I’ve casually called myself a Luddite when expressing general frustration with social media or internet culture, but as it turns out, you can’t intelligently discuss what most people think of as an anti-technology movement without understanding the role of technology in capitalism, and vice versa.
At the end of Part 1, I was badgering Tarnoff to speculate on which technologies ought to be preserved even in a Luddite world, and which ones ought to go the way of the mills the original Luddites destroyed.
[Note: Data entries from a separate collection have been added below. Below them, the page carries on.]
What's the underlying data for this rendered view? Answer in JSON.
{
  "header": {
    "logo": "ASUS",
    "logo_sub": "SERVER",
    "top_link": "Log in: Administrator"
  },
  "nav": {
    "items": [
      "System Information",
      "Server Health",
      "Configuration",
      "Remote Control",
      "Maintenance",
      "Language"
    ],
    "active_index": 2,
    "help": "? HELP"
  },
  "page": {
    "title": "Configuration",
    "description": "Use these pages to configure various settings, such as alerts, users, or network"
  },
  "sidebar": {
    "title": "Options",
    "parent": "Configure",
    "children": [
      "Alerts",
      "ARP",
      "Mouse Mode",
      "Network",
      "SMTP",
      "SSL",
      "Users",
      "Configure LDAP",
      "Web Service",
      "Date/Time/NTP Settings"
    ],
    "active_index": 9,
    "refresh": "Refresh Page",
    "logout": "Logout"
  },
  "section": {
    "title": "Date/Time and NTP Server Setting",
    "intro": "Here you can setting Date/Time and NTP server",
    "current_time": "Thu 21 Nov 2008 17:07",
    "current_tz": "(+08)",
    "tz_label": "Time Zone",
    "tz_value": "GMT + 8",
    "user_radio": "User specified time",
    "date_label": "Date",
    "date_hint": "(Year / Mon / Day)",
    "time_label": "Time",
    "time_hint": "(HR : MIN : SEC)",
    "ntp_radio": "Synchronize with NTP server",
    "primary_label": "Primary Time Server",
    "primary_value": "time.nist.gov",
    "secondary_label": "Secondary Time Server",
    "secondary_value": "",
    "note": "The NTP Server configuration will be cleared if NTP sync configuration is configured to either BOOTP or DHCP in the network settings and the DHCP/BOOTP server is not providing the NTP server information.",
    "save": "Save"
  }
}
Arguing for a more nuanced approach to the topic, Tarnoff offered the disability rights movement as an example of the approach he hopes will be taken by an emerging class of tech socialists.
TechCrunch: The Americans with Disability Act has been a very powerful body of legislation that has basically forced us to use our technological might to create physical infrastructure, including elevators, buses, vans, the day-to-day machinery of our lives that allow people who otherwise wouldn’t be able to go places, do things, see things, experience things, to do so. And you’re saying one of the things that we could look at is more technology for that sort of thing, right?
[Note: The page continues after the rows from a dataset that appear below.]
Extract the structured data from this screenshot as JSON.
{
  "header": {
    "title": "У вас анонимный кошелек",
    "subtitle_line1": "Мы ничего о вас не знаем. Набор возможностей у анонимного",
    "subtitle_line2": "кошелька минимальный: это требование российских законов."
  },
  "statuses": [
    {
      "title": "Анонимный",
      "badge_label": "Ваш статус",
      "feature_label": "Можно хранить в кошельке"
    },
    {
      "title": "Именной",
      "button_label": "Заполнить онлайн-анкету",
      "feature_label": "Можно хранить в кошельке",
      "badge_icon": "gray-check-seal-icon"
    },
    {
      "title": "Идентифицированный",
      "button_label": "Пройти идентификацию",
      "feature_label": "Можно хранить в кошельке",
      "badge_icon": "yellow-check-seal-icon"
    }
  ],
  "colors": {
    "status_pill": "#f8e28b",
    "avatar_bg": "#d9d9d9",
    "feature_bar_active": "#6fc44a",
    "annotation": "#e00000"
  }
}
Because I think a lot about how in this society, every single one of us walks around with the insecurity that, “there but for the grace of my health go I.” At any moment I could be injured, I could get sick, I could acquire a disability that’s going to limit my participation in society.
Ben Tarnoff: One of the phrases of the disability rights movement is, “nothing about us without us,” which perfectly encapsulates a more democratic approach to technology. What they’re saying is that if you’re an architect, if you’re an urban planner, if you’re a shopkeeper, whatever it is, you’re making design decisions that have the potential to seriously negatively impact a substantial portion of the population. In substantial ways [you could] restrict their democratic rights. Their access to space.